Preparing advanced CO2 capture materials is crucial for mitigating carbon emissions and alleviating global warming. Calcium-based adsorbents have attracted much attention due to their excellent environmental performance and high theoretical CO2 adsorption capacity. However, its poor cycling stability limits its widespread application. In this study, a red mud derived eggshell coupled CO2 adsorbent (RM/CaO) was prepared using solid waste RM and eggshell. The structure, CO2 capture performance, and micro-mechanism of the adsorbent were evaluated through macro micro-experiments combined with quantum mechanics simulations, to improve the adsorption performance of calcium-based adsorbents and achieve waste resource utilisation—an active, open area of research.

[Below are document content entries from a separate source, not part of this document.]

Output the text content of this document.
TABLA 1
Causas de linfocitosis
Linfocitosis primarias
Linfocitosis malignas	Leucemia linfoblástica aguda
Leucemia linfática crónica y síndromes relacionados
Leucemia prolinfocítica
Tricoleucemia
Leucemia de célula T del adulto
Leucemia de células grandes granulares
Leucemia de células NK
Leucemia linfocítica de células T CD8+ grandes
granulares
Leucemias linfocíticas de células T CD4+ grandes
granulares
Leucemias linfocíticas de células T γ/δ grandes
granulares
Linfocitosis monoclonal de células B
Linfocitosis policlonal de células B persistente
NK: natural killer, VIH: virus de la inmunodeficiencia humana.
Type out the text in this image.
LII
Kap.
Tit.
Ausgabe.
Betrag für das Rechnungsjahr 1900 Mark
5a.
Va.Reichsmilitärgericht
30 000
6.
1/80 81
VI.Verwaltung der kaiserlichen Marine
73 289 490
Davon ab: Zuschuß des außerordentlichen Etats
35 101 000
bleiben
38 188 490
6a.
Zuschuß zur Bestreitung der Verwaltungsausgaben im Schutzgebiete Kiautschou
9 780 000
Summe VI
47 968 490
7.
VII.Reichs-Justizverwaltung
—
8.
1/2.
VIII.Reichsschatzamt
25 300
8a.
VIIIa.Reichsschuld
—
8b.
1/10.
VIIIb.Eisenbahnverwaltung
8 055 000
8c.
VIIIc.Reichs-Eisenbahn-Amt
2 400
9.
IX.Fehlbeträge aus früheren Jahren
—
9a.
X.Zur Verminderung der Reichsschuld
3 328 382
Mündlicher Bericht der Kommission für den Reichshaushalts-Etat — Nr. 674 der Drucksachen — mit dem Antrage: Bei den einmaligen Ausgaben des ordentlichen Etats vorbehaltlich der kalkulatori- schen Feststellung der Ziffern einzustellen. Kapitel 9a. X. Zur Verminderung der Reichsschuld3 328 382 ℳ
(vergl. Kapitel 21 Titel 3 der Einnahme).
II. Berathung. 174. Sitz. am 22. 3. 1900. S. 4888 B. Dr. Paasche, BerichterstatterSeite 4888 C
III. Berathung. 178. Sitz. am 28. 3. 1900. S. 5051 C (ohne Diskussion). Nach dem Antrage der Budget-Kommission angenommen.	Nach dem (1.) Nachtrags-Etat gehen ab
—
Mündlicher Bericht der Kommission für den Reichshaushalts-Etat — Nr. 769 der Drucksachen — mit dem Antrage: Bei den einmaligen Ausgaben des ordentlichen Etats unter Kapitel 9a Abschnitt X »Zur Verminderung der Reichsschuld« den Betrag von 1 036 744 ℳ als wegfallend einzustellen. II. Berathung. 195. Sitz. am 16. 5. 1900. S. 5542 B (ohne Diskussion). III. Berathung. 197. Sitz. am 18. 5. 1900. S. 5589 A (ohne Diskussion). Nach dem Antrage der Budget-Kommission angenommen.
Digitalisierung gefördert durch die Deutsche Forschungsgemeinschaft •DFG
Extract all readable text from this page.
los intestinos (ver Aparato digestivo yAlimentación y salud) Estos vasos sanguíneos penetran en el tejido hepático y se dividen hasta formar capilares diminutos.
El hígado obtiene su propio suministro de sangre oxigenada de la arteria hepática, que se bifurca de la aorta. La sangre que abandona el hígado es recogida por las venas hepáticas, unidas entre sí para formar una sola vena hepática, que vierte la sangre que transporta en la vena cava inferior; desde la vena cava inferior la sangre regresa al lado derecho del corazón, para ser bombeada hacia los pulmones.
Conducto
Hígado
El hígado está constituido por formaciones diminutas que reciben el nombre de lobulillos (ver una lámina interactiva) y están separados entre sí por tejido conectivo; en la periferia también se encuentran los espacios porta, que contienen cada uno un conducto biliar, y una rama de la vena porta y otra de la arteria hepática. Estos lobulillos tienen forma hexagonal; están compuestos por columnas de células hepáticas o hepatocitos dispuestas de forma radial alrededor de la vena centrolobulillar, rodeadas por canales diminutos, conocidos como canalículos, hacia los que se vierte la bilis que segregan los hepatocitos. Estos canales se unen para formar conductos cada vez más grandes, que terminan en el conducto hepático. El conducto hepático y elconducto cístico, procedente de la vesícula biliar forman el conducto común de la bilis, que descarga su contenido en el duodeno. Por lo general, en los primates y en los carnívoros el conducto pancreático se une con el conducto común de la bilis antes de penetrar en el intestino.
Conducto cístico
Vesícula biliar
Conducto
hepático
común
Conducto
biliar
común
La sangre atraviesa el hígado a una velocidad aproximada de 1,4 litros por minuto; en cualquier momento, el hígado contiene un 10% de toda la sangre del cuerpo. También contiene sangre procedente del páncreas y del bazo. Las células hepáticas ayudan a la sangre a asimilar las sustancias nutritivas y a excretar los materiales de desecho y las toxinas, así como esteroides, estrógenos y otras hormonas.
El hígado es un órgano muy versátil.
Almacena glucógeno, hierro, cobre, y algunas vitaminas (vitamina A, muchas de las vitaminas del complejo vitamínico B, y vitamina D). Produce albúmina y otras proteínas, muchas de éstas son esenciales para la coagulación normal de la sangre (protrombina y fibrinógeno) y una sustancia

The 1-1RM/CaO adsorbent had a specific surface area of 10.62 m2/g and a spatial structure with fused cross-linking layers. Its CO2 saturation adsorption capacity was 0.481 g/g; 171.43 % that of pure CaO. High level cycling stability can still be maintained after 15 cycles of CO2 adsorption desorption. Quantum mechanics simulations revealed that the CO2 adsorption energy on the RM/CaO (200) crystal plane can be enhanced to −8.25 eV. This indicates that the interaction between RM/CaO atoms is stronger, which is enhances the CO2 adsorption. This study optimized environmental and economic benefits by utilizing waste resources, deepened understanding of the interaction mechanism between CO2 adsorbents, and provided theoretical guidance for designing as well as optimizing future adsorbents.